Why It Matters
A sweeping legal opinion from the Department of Justice, setting up a potential constitutional clash over who controls presidential records and whether nearly 50 years of federal law governing them is even valid, is drawing Congressional scrutiny.
On April 1, the DOJ's Office of Legal Counsel (OLC) declared the Presidential Records Act (PRA) unconstitutional, concluding that "the President need not further comply with its dictates." A new Congressional Research Service report identifies significant vulnerabilities in that reasoning, outlined in a legal sidebar on May 15.
The Big Picture
The PRA, enacted in 1978 in the aftermath of Watergate, established that presidential records are public property, not personal property. It requires that records be preserved, transferred to the National Archives after a presidency ends, and eventually made available to the public, subject to restrictions ranging from five to twelve years.
Before that law, presidents routinely kept their records. When Richard Nixon reached a private agreement to ship more than 40 million pages of documents and oval office audio tapes to California after his resignation, Congress moved quickly to void the deal through the Presidential Recordings and Materials Preservation Act (PRMPA). Nixon challenged that law, and the Supreme Court upheld it in Nixon v. Administrator of General Services in 1977.
The PRA followed, creating a permanent framework. Until April of this year, no court had questioned its constitutionality, and no sitting president had refused to recognize it.
The OLC opinion changes that. It argues the PRA "exceeds Congress's enumerated and implied powers" and "aggrandizes the Legislative Branch at the expense of the Constitutional independence and autonomy of the Executive." It also characterizes the 1977 Nixon precedent as representative of the "'ancien regime' of the Court's 'mid-twentieth century' approach to separation of powers," stopping just short of explicitly calling for it to be overturned.
The CRS report identifies two significant gaps in that legal reasoning.
First, while OLC argued the PRA cannot be sustained under Congress's oversight power, its power over agencies, the spending power, or the Necessary and Proper Clause, it did not address what the CRS describes as potentially Congress's strongest source of authority, namely Article IV, Section 3 of the Constitution, which grants Congress power to "dispose of and make all needful Rules and Regulations respecting the Territory or other Property belonging to the United States." Because the PRA declared presidential records to be government property, that clause may directly authorize congressional regulation of them.
Second, the CRS report notes the Supreme Court in Nixon explicitly stated that Congress had authority over presidential records, finding "abundant" precedent for congressional regulation of executive documents. OLC argues that reasoning applies only to the narrower PRMPA, not the broader PRA. CRS suggests that distinction is contestable.
The report also pushes back on OLC's framing of the PRA as a vehicle for congressional access to executive records. CRS notes the law's primary function is to govern record retention within the executive branch. Custody of records transfers to the National Archives, which is itself an executive branch agency. Congressional access under the PRA's special access provision remains subject to executive privilege and other legal defenses, and does not expand Congress's existing constitutional power of inquiry.

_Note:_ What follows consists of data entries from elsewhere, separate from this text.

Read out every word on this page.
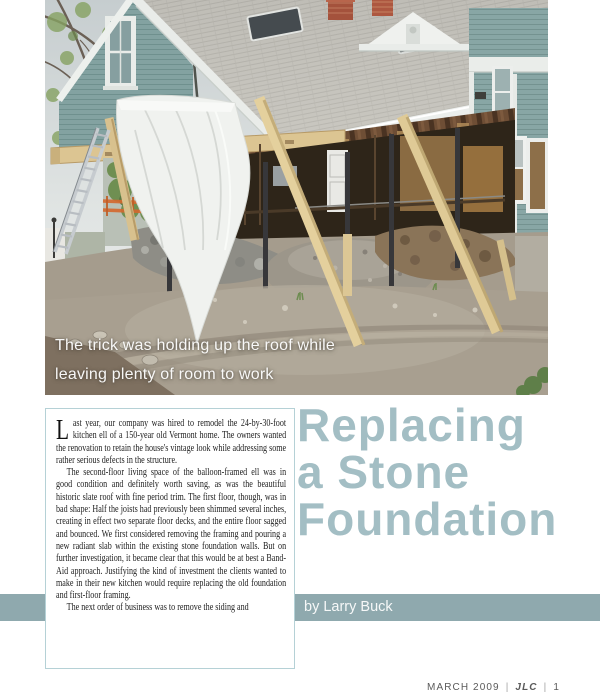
The trick was holding up the roof while
leaving plenty of room to work
by Larry Buck

Last year, our company was hired to remodel the 24-by-30-foot kitchen ell of a 150-year old Vermont home. The owners wanted the renovation to retain the house's vintage look while addressing some rather serious defects in the structure.

The second-floor living space of the balloon-framed ell was in good condition and definitely worth saving, as was the beautiful historic slate roof with fine period trim. The first floor, though, was in bad shape: Half the joists had previously been shimmed several inches, creating in effect two separate floor decks, and the entire floor sagged and bounced. We first considered removing the framing and pouring a new radiant slab within the existing stone foundation walls. But on further investigation, it became clear that this would be at best a Band-Aid approach. Justifying the kind of investment the clients wanted to make in their new kitchen would require replacing the old foundation and first-floor framing.

The next order of business was to remove the siding and

Replacing
a Stone
Foundation
MARCH 2009 | JLC | 1
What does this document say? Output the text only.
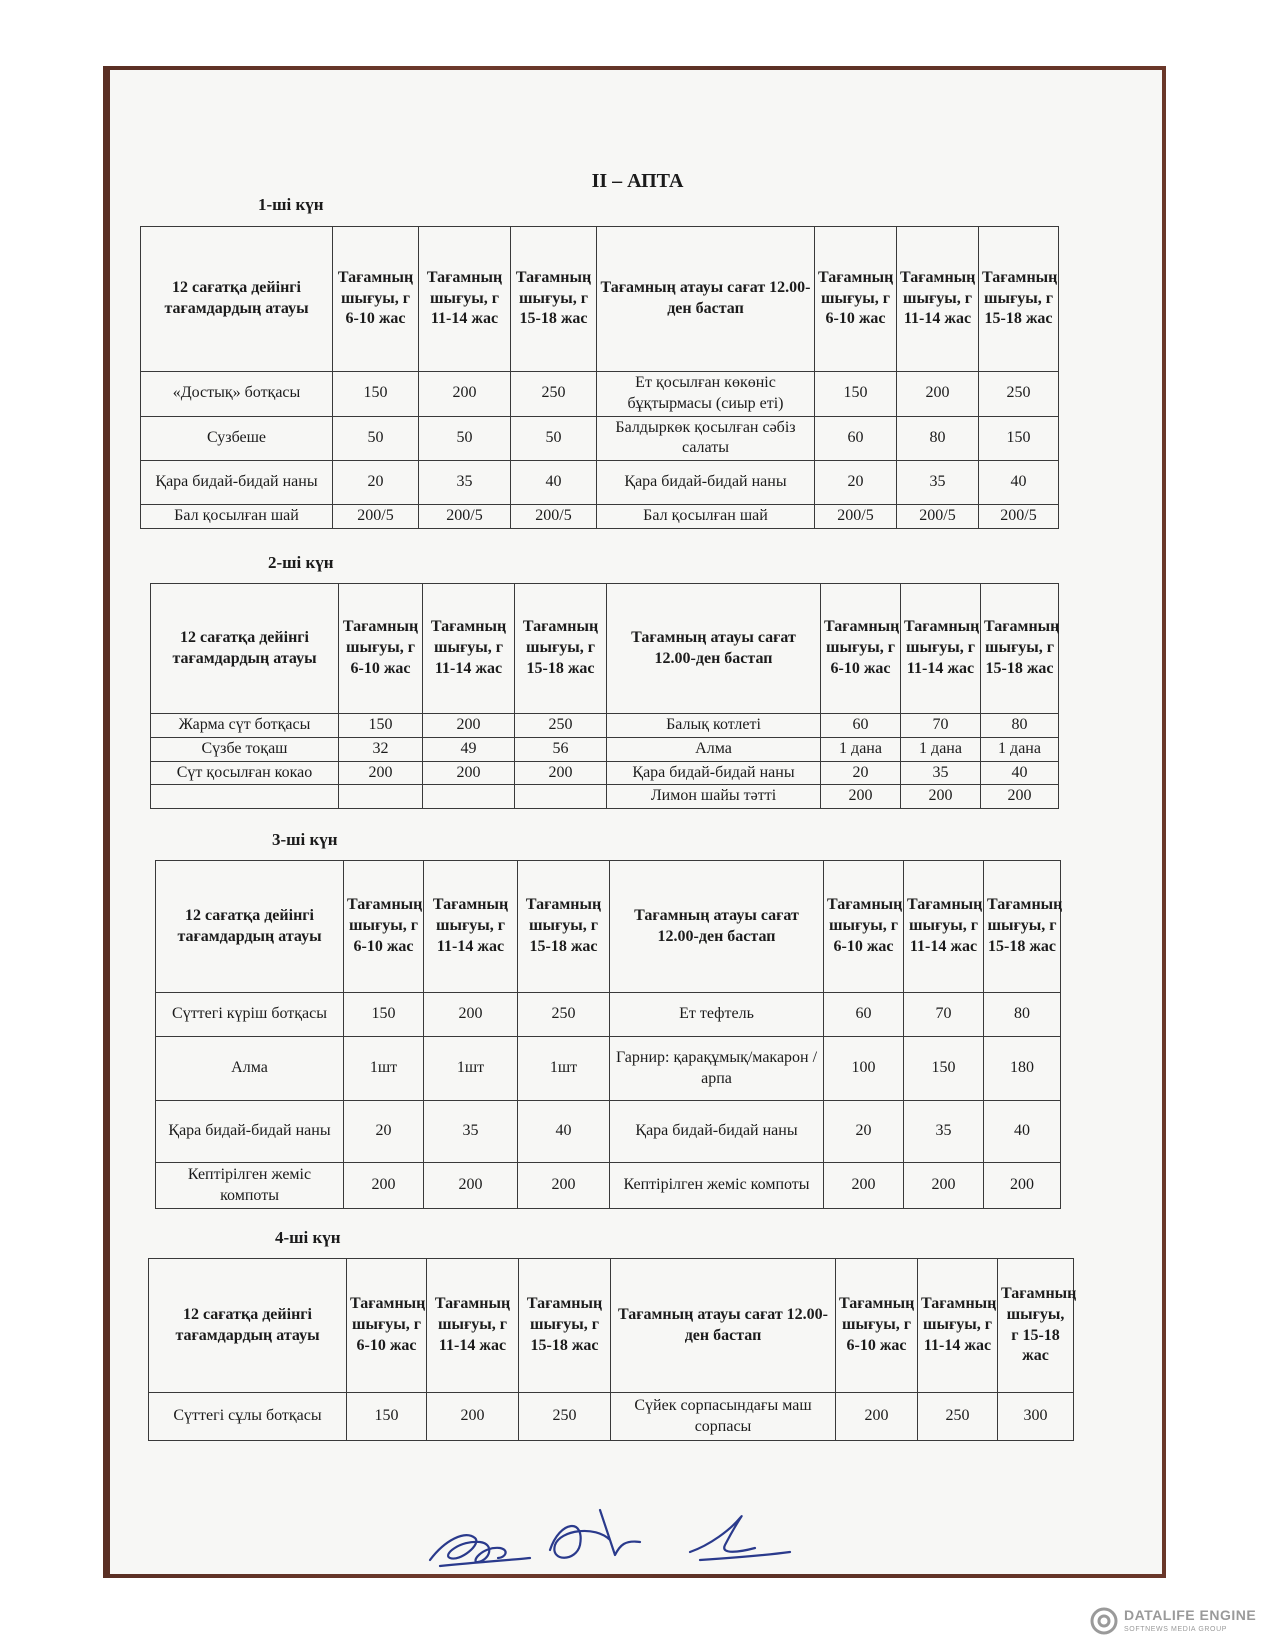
II – АПТА
1-ші күн
12 сағатқа дейінгі тағамдардың атауы	Тағамның шығуы, г 6-10 жас	Тағамның шығуы, г 11-14 жас	Тағамның шығуы, г 15-18 жас	Тағамның атауы сағат 12.00-ден бастап	Тағамның шығуы, г 6-10 жас	Тағамның шығуы, г 11-14 жас	Тағамның шығуы, г 15-18 жас
«Достық» ботқасы	150	200	250	Ет қосылған көкөніс бұқтырмасы (сиыр еті)	150	200	250
Сузбеше	50	50	50	Балдыркөк қосылған сәбіз салаты	60	80	150
Қара бидай-бидай наны	20	35	40	Қара бидай-бидай наны	20	35	40
Бал қосылған шай	200/5	200/5	200/5	Бал қосылған шай	200/5	200/5	200/5
2-ші күн
12 сағатқа дейінгі тағамдардың атауы	Тағамның шығуы, г 6-10 жас	Тағамның шығуы, г 11-14 жас	Тағамның шығуы, г 15-18 жас	Тағамның атауы сағат 12.00-ден бастап	Тағамның шығуы, г 6-10 жас	Тағамның шығуы, г 11-14 жас	Тағамның шығуы, г 15-18 жас
Жарма сүт ботқасы	150	200	250	Балық котлеті	60	70	80
Сүзбе тоқаш	32	49	56	Алма	1 дана	1 дана	1 дана
Сүт қосылған кокао	200	200	200	Қара бидай-бидай наны	20	35	40
				Лимон шайы тәтті	200	200	200
3-ші күн
12 сағатқа дейінгі тағамдардың атауы	Тағамның шығуы, г 6-10 жас	Тағамның шығуы, г 11-14 жас	Тағамның шығуы, г 15-18 жас	Тағамның атауы сағат 12.00-ден бастап	Тағамның шығуы, г 6-10 жас	Тағамның шығуы, г 11-14 жас	Тағамның шығуы, г 15-18 жас
Сүттегі күріш ботқасы	150	200	250	Ет тефтель	60	70	80
Алма	1шт	1шт	1шт	Гарнир: қарақұмық/макарон / арпа	100	150	180
Қара бидай-бидай наны	20	35	40	Қара бидай-бидай наны	20	35	40
Кептірілген жеміс компоты	200	200	200	Кептірілген жеміс компоты	200	200	200
4-ші күн
12 сағатқа дейінгі тағамдардың атауы	Тағамның шығуы, г 6-10 жас	Тағамның шығуы, г 11-14 жас	Тағамның шығуы, г 15-18 жас	Тағамның атауы сағат 12.00-ден бастап	Тағамның шығуы, г 6-10 жас	Тағамның шығуы, г 11-14 жас	Тағамның шығуы, г 15-18 жас
Сүттегі сұлы ботқасы	150	200	250	Сүйек сорпасындағы маш сорпасы	200	250	300
DATALIFE ENGINE
SOFTNEWS MEDIA GROUP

Finally, even if a court were to find the congressional access provision problematic, the PRA contains an explicit severability clause. The law's core purposes, public ownership and preservation of presidential records, could stand independently.
Political Stakes
For the Administration
The OLC opinion provides legal cover to operate outside the PRA's requirements, but it also creates legal exposure. OLC opinions bind the executive branch "as a matter of custom," but they do not bind courts or Congress. Any administration official relying on the opinion to justify non-compliance with the PRA could face legal challenge.
For Congress
If the PRA is functionally abandoned, lawmakers lose a critical tool for obtaining records related to presidential decision-making, both for current oversight and future historical accountability. The CRS report notes Congress retains several options. It can amend or repeal the PRA, use its oversight powers to press for White House compliance, or pursue litigation.
For the Public
A return to the pre-Watergate practice of presidents treating their records as personal property would mean fewer guarantees that the documentary record of an administration is preserved and eventually accessible.
For the Courts
The OLC opinion's suggestion that Nixon v. Administrator of General Services was wrongly decided signals that the administration may welcome a legal challenge that could produce new precedent. No court has ever ruled the PRA unconstitutional on its face, and the CRS analysis suggests the legal arguments for its validity remain substantial.
The Bottom Line
The Trump administration's Justice Department has declared a foundational federal records law unconstitutional, and told the president he need not follow it. The Congressional Research Service's response, while nonpartisan and non-binding, identifies serious legal counterarguments that the OLC opinion did not address, particularly the Article IV property clause and the continued force of a Supreme Court precedent the administration has characterized as outdated but has not yet asked the Court to revisit.
Congress now faces a choice to either treat this as a legal dispute to be resolved in the courts, or use its own legislative and oversight tools to respond.